Here is another image with a “poor posture” and what can happen on the inside of your shoulder.
Understanding and addressing shoulder pain requires a multifaceted approach that goes beyond quick fixes. At the heart of effective shoulder pain management is a deep understanding of the body’s mechanics, the role of posture, and the importance of tailored physical therapy. As we navigate the complexities of shoulder health, it’s crucial to remember that each individual’s journey is unique, and so should be their treatment and prevention strategies. Whether you’re an athlete striving for peak performance or someone seeking relief from chronic shoulder issues, the journey towards a pain-free, active lifestyle begins with knowledge, awareness, and a commitment to holistic well-being.
Our clinic is at the forefront of sports medicine physical therapy innovations. We utilize techniques like Instrument-Assisted Soft Tissue Mobilization (IASTM) and cupping therapy, paired with functional training programs that mimic sports-specific movements. This not only aids in recovery but also in preventing future injuries.

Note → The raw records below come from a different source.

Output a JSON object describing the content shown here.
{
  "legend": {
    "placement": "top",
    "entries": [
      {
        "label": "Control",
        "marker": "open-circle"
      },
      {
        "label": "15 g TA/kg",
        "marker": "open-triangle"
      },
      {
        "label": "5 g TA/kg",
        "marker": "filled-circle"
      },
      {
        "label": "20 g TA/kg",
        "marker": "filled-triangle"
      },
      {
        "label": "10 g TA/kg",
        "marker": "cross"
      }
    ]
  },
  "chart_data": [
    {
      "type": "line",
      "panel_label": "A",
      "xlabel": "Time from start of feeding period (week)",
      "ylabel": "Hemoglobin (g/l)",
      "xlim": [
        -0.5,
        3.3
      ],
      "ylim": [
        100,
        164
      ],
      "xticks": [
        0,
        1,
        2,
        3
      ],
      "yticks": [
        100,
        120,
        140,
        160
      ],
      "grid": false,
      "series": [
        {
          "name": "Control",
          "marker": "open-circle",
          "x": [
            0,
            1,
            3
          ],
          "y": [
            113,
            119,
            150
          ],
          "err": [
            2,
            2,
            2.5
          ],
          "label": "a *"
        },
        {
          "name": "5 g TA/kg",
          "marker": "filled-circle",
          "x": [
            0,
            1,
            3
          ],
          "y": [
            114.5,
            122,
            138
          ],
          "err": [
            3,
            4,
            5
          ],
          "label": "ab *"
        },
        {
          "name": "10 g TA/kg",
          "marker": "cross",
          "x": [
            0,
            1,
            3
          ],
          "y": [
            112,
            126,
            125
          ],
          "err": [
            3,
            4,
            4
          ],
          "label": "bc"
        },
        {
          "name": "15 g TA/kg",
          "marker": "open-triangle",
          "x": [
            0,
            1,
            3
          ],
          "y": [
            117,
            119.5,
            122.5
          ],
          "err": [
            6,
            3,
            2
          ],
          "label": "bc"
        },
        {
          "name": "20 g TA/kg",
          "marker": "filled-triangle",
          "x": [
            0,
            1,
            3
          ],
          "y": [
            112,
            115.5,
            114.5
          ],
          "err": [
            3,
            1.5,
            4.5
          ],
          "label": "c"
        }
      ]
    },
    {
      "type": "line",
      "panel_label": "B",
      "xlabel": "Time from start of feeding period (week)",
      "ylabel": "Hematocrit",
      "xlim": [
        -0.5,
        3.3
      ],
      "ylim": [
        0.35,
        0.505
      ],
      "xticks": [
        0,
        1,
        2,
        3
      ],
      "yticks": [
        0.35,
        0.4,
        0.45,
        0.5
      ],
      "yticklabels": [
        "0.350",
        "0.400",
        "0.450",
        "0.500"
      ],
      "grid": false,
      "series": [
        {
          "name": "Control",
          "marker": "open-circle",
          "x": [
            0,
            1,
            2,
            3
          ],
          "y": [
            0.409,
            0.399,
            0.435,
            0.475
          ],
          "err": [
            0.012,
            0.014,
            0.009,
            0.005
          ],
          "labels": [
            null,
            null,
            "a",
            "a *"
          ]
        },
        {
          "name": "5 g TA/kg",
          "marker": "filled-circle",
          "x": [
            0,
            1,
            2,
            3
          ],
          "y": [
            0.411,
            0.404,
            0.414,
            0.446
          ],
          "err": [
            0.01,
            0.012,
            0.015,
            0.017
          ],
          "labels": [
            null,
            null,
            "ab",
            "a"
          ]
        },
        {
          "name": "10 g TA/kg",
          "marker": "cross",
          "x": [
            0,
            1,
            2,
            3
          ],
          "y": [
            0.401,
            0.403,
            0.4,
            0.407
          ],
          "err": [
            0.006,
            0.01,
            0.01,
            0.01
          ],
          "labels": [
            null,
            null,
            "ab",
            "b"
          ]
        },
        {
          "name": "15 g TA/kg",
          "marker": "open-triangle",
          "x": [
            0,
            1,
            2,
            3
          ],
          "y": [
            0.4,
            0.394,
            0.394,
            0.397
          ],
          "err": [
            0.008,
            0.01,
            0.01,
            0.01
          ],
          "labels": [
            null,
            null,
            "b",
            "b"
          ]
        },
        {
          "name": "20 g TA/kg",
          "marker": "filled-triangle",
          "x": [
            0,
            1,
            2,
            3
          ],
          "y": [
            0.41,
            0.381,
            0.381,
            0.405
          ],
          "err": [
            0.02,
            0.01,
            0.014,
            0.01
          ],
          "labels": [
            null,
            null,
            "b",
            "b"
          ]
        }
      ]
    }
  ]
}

When you visit our state-of-the-art facility in Scripps Ranch, you’re entering a healing sanctuary. We view each patient as a unique individual, offering personalized care plans that reflect your specific athletic needs and lifestyle.

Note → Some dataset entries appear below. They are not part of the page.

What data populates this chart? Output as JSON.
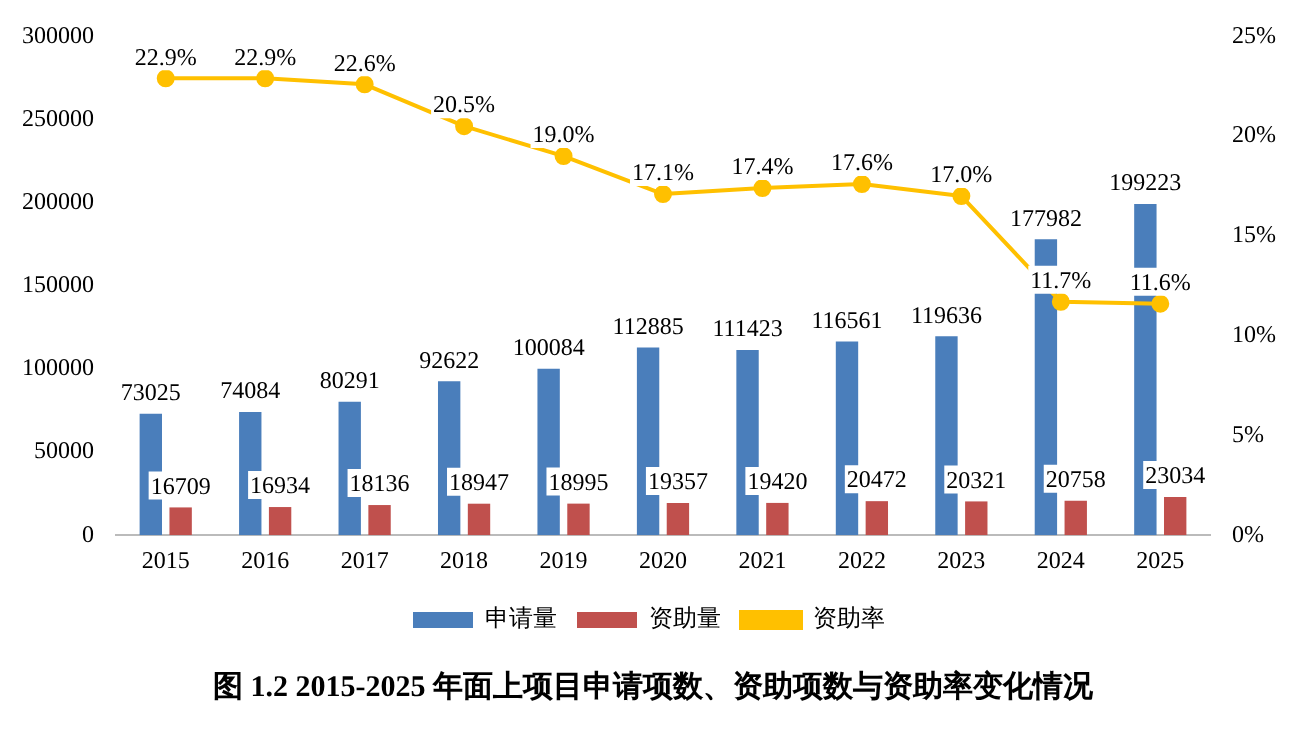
{
  "chart_data": {
    "type": "bar",
    "title": "图 1.2 2015-2025 年面上项目申请项数、资助项数与资助率变化情况",
    "categories": [
      "2015",
      "2016",
      "2017",
      "2018",
      "2019",
      "2020",
      "2021",
      "2022",
      "2023",
      "2024",
      "2025"
    ],
    "series": [
      {
        "name": "申请量",
        "color": "#4a7ebb",
        "values": [
          73025,
          74084,
          80291,
          92622,
          100084,
          112885,
          111423,
          116561,
          119636,
          177982,
          199223
        ],
        "value_labels": [
          "73025",
          "74084",
          "80291",
          "92622",
          "100084",
          "112885",
          "111423",
          "116561",
          "119636",
          "177982",
          "199223"
        ]
      },
      {
        "name": "资助量",
        "color": "#c0504d",
        "values": [
          16709,
          16934,
          18136,
          18947,
          18995,
          19357,
          19420,
          20472,
          20321,
          20758,
          23034
        ],
        "value_labels": [
          "16709",
          "16934",
          "18136",
          "18947",
          "18995",
          "19357",
          "19420",
          "20472",
          "20321",
          "20758",
          "23034"
        ]
      },
      {
        "name": "资助率",
        "type": "line",
        "axis": "y2",
        "color": "#ffc000",
        "marker": "circle",
        "values": [
          22.9,
          22.9,
          22.6,
          20.5,
          19.0,
          17.1,
          17.4,
          17.6,
          17.0,
          11.7,
          11.6
        ],
        "value_labels": [
          "22.9%",
          "22.9%",
          "22.6%",
          "20.5%",
          "19.0%",
          "17.1%",
          "17.4%",
          "17.6%",
          "17.0%",
          "11.7%",
          "11.6%"
        ]
      }
    ],
    "ylim": [
      0,
      300000
    ],
    "yticks": [
      0,
      50000,
      100000,
      150000,
      200000,
      250000,
      300000
    ],
    "y2lim": [
      0,
      25
    ],
    "y2ticks": [
      {
        "value": 0,
        "label": "0%"
      },
      {
        "value": 5,
        "label": "5%"
      },
      {
        "value": 10,
        "label": "10%"
      },
      {
        "value": 15,
        "label": "15%"
      },
      {
        "value": 20,
        "label": "20%"
      },
      {
        "value": 25,
        "label": "25%"
      }
    ],
    "grid": false,
    "legend": "bottom"
  }
}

Q: What are the most common causes of shoulder pain in athletes?
A: In athletes, shoulder pain often results from overuse, improper technique, muscle imbalances, or direct injury. Activities that involve repetitive overhead motion like swimming, tennis, or weightlifting are particularly prone to causing shoulder issues.
Q: Can poor posture lead to shoulder pain?

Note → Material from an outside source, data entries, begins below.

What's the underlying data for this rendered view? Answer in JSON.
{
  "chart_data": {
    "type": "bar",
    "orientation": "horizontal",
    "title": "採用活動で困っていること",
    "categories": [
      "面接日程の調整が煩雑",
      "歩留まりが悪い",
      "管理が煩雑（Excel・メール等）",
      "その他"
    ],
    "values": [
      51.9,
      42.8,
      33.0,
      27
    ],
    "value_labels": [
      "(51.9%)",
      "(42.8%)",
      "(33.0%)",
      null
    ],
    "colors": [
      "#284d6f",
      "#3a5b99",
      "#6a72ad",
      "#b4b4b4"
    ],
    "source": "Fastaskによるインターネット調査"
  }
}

A: Yes, poor posture, especially prolonged forward head and rounded shoulders, can contribute to shoulder pain. This posture can limit the shoulder joint’s movement and lead to muscle imbalances, increasing the risk of pain and injury.
Q: How does physical therapy help with shoulder pain?
A: Physical therapy helps by assessing and treating the root cause of shoulder pain. It includes a range of treatments like manual therapy, targeted exercises, and patient education to improve mobility, strength, and function of the shoulder.
Q: What techniques do physical therapists use to treat shoulder pain?
A: Physical therapists use various techniques, including manual therapy, therapeutic exercises, dry needling, cupping, and instrument-assisted soft tissue mobilization (IASTM), tailored to the individual’s specific condition and needs.
Q: Is it possible to treat shoulder pain without surgery?
A: Yes, many shoulder conditions can be effectively treated with non-surgical interventions like physical therapy, especially if treatment begins early. Surgery is typically considered only when conservative treatments fail.
Q: How long does it typically take to recover from shoulder pain with physical therapy?
A: Recovery time varies depending on the severity and cause of the pain, but many patients see improvement within a few weeks of consistent physical therapy. However, full recovery may take several months.
Q: Can exercises aggravate shoulder pain? How can I exercise safely?
A: Certain exercises, if done improperly, can aggravate shoulder pain. It’s essential to use correct form and technique. A physical therapist can guide you on safe exercises and how to modify your workout routine to prevent aggravating your shoulder.
Q: What preventive measures can be taken to avoid shoulder pain?
A: Preventive measures include maintaining good posture, regular stretching and strengthening exercises for the shoulder, using proper technique during activities, and avoiding overuse of the shoulder by taking regular breaks at your desk or computer.
Q: How do I know if my shoulder pain is serious?
A: If shoulder pain persists beyond a few days, significantly limits your movement, or is accompanied by redness, swelling, or warmth, it’s important to seek professional medical advice.
Q: Can shoulder pain be a sign of other health issues?
A: While shoulder pain is often musculoskeletal, it can sometimes be a symptom of other health issues like heart disease or gallbladder problems, especially if it’s accompanied by other symptoms like chest pain or abdominal discomfort.